At 5 feet 4 inches, with white hair and gold-rimmed glasses, 61-year-old Carwile is the picture of a polite, soft-spoken Southern gentleman. He works as a quality control specialist for a concrete-mixing company in Rustburg, a few miles from Lynchburg. When he speaks, his accent rolls in warm Southern cadences. But he doesn’t speak often; a reticent, humble man, he rarely opens up.
Unless the topic is guppies.
He walks down the stairs of his basement, apologizing for the normal basement-stairs jetsam. “Normally I’m the only one that comes down here,” he explains. He threads through the darkness around old floor lamps and haphazard piles of boxes to a door on the other side of the room. When he opens the door, he is bathed in fluorescent brightness, accompanied by a tropical heat and a sharp, briny smell.
This is Carwile’s guppy room.
Dozens of five-, 10- and 20-gallon tanks line the walls; he estimates that the room can hold up to six dozen five-gallon fish tanks. He should know — he designed the entire thing after the first guppy room he built in another corner of his basement sustained heavy water damage. “I measured it and built it to get as many tanks in here as I could,” Carwile says.
A calm bubbling sound pervades the room.
Carwile had five tanks of guppies as a kid, and he wanted to breed the fish for competition even then. “That idea was latent for a long time,” Carwile remembers. Years later, when he was working long hours in construction, he would stop by local pet shops and think about his childhood ambition. Eventually, he bought a tank of fish, which promptly died. A replacement tank quickly followed suit. It took him three or four tries before he discovered the culprit: soft water.

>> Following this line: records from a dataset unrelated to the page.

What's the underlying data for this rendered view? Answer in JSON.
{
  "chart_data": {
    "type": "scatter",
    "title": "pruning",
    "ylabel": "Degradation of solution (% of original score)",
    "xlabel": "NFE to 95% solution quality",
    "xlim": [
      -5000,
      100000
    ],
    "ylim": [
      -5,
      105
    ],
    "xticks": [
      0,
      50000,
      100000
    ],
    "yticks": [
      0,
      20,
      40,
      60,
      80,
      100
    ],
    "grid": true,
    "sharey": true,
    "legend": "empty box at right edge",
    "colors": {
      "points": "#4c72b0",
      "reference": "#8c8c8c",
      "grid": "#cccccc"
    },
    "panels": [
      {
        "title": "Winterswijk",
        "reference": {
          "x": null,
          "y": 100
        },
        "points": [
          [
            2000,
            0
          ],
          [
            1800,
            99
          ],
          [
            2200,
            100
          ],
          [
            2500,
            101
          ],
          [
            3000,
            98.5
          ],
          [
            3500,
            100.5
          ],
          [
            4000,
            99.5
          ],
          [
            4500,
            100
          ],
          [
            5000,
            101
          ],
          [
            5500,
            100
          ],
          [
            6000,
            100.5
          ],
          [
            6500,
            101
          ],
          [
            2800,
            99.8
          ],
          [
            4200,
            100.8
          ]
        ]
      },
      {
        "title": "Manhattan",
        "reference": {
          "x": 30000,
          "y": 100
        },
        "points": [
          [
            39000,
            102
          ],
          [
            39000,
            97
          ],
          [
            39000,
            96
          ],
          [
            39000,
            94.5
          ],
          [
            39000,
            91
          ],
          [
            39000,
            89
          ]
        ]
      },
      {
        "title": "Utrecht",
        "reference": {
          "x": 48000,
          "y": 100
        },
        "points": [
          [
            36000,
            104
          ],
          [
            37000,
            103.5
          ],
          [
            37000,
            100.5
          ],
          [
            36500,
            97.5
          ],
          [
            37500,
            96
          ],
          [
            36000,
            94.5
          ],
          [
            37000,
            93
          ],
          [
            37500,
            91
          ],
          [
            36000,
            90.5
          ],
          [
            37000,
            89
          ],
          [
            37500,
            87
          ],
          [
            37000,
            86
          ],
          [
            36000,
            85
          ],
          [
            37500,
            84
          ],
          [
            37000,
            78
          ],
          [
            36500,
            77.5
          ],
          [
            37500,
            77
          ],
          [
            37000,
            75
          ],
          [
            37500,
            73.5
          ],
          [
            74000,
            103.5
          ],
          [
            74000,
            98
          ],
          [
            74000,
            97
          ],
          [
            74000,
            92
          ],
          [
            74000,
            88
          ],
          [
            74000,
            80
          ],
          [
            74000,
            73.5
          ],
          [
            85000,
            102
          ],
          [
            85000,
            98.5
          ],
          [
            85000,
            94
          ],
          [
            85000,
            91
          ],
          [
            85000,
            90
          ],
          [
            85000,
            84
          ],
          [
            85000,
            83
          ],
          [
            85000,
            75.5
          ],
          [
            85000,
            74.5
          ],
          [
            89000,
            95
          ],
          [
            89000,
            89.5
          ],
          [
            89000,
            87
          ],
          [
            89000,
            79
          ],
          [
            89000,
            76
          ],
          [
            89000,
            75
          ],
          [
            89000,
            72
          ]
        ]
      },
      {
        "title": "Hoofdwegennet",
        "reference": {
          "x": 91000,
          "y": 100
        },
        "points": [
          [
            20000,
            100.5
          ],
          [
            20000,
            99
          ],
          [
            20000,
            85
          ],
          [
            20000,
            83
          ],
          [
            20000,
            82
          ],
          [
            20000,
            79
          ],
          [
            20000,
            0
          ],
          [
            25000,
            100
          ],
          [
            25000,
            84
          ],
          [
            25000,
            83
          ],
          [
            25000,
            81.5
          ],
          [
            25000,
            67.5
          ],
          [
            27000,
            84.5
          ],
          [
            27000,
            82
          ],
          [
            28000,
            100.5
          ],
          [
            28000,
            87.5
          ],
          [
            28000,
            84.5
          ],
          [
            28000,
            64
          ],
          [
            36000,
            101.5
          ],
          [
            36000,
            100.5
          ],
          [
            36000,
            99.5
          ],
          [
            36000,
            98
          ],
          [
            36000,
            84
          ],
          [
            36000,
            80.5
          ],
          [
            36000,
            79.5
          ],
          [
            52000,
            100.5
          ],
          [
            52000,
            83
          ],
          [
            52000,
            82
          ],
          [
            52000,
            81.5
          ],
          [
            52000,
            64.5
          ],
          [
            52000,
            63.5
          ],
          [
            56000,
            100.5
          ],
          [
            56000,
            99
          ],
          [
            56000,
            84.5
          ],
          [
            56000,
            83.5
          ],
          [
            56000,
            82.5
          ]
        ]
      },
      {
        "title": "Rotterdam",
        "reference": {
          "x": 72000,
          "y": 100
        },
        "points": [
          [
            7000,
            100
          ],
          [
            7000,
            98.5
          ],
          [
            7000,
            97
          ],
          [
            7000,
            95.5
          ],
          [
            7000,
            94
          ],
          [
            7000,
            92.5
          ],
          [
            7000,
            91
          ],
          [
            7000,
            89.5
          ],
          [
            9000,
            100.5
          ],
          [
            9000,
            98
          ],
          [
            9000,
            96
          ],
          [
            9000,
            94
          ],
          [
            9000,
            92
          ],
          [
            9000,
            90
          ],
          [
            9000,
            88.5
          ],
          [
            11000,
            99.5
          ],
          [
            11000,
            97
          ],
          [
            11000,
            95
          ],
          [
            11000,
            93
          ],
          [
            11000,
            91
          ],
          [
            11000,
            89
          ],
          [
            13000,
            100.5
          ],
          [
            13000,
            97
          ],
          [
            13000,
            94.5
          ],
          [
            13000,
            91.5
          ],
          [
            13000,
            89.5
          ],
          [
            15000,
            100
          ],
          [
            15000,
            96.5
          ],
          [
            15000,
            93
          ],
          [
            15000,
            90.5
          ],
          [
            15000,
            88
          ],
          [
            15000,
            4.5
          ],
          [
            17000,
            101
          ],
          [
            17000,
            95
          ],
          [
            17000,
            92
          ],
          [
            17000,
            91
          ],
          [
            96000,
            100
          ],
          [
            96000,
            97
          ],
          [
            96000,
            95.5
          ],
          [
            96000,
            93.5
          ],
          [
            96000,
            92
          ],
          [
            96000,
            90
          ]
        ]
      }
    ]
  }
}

“Most areas of the country,” Carwile explains, “the water’s perfectly fine for guppies. All you have to do is get the temperature the way they want it, and you’re done.” Even other parts of Rustburg have water that would be hospitable to guppies. But his house is on a narrow band of land that was once under the sea. The soft, acidic water has a low buffering capacity that makes it unsuitable for guppies.
The solution? What his guppy hobby friends laughingly call “Bill’s water treatment plant.”
Carwile leaves the aquarium room and moves through the dank basement to another door around the corner. Behind it is a room nearly identical in size to the guppy room. It houses a water purification system: two blue canisters resting atop a large tank, feeding water lines into the next room. He built the entire system, including a platform and stairs above the tanks and an ingenious draining apparatus.
“All of this is trial and error,” Carwile says as he heads back to the fish room. “Trial and error to get the water to where the guppies like it.” He has thought about moving, but treating the water is cheaper.